Voting for a new Italian president headed towards a fifth round today, after the political deadlock claimed another victim, with centre-left leader Pier Luigi Bersani saying he will step down.
Bersani told party members late yesterday he would step down once a new president for the country had finally been elected, after his own candidate suffered a humiliating defeat.
The political impasse caused by February’s inconclusive general election has stoked concern about stability in the recession-hit country, the eurozone’s third largest economy.
Bersani’s promise to step down came after the man he backed, former premier Romano Prodi, fell well short of getting enough support in voting yesterday. As voting takes place in secret, deputies are not obliged to toe a party line.

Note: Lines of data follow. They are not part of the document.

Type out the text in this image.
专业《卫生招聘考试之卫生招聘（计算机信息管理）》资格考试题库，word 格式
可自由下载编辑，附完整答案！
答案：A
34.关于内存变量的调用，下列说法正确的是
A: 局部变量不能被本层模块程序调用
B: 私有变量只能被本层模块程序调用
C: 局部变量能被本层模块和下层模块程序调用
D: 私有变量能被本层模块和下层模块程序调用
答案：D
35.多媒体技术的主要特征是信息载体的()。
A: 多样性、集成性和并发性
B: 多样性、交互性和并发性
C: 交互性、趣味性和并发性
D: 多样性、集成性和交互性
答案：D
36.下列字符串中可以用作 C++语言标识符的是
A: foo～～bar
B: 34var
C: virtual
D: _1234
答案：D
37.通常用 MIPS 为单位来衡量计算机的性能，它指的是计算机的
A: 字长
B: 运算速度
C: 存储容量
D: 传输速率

Until the vote Prodi, a former European Commission chief, had been considered the front-runner for the job, but the right refused point-blank to support a politician who has twice inflicted election defeats on right-wing leader Silvio Berlusconi.
And 101 leftist voters also opposed him, leaving him with just 395 votes -- well short of the 504 needed to win.
The vote will now go to a fifth round at 0800 GMT today.
But Bersani said his Democratic Party (PD) would abstain from this round of the vote and resume talks with other parties.
In comments to the ANSA news agency, he acknowledged that his party alone could not get a candidate voted in.
Berlusconi, welcoming the news that Bersani was stepping down, said his party would also abstain from today morning’s vote if the left and the right could not agree on a candidate.
The political in-fighting has dimmed hopes that the political deadlock will be broken any time soon.
Bersani had pinned his hopes on two-time premier Prodi, 73, a sharp about-turn after an earlier bid to work with the right.
On Thursday, a candidate backed by both Bersani and Berlusconi -- former Senator Franco Marini -- failed to win enough votes to get elected.
When Bersani switched to Prodi, hundreds of right-wing protesters made their feelings known, holding up placards outside the lower house of parliament, chanting “Prodi will not be my president!”
Experts had warned that the mutiny from the left over the vote risked splitting the party apart -- and that Prodi’s candidacy was now effectively over. With Prodi defeated, it is not clear who the front-runner is.